8. No delegate or user group has indicated any conflict of interest if an ex Board member works as a patent agent. If there were such a conflict, it would, a fortiori, not be possible for practising patent attorneys to sit as judges in the UPC.

9. Since a move outside Munich appears to be against the EPC, it provides an additional argument for those challenging the legality of the whole system. Moreover, again no delegate or user group sees a need to move out of Munich and most see no need to move at all. The alternatives presented in the paper are all associated with major disruptions and/or increased costs. We think that the alternative of remaining in the Isar building should be seriously considered.

The Boards of Appeal will be an essential part of the European Patent system for many years to come.

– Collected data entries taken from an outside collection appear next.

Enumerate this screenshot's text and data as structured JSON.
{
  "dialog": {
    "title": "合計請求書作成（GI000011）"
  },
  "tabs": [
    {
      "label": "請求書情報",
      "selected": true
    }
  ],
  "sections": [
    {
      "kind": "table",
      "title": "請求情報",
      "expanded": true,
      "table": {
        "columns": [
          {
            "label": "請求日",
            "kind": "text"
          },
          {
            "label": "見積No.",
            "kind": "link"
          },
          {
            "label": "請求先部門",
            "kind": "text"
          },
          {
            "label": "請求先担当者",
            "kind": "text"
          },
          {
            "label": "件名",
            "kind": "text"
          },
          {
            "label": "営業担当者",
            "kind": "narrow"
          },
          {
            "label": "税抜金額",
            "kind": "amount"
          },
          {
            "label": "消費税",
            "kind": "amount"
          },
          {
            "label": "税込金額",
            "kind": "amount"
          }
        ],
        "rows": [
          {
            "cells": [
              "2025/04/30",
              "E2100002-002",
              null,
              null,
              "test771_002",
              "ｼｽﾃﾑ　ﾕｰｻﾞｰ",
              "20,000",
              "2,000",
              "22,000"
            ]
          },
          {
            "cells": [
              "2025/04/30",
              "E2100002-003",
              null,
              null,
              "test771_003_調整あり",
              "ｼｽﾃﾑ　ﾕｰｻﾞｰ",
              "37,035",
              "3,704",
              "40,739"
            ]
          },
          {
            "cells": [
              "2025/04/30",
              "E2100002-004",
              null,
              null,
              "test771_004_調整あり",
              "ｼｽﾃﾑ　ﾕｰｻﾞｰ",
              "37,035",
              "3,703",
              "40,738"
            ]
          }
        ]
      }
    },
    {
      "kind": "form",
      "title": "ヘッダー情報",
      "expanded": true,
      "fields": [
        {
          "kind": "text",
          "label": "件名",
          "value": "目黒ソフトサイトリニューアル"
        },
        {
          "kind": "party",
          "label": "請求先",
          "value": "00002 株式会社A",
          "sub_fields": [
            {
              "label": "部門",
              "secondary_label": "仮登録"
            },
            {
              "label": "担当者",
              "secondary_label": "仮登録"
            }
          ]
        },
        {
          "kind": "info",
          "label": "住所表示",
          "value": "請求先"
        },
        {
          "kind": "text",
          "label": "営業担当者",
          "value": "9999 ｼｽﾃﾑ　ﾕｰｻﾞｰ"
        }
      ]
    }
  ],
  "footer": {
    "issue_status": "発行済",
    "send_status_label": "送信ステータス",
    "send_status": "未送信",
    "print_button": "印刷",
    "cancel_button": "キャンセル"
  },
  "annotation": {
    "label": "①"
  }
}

AMBA therefore appeals to the Council to stop the ad-hoc interim measures that impede their functioning, and to critically analyse alternatives before taking any decisions that might damage their standing and their reputation and might be difficult/costly to reverse (relocation, reduction of posts, legislation etc.). We also support the idea of meeting with members of the AC and independent external experts to help find a common solution to this issue.

Yours sincerely,

The AMBA Committee.

Not all is well at Eponia (understatement of the decade), but outsiders who just follow the EPO based on its “news” section and/or Twitter account won’t know a thing!

There’s a lot of malicious stuff going on inside the EPO right now (irrespective of the imminent Christmas break, which is exploited by patent bigwigs to the detriment of examiners), so we will definitely release many documents later today. It’s my birthday today, but defending law-abiding staff representatives at this crucial time is a lot more important. Some believe that the EPO plans to just sack (if possible) the suspended staff representatives before Christmas. We strongly doubt it, as it has been over a year since a judge was suspended and it’s still an ongoing issue of heated dispute.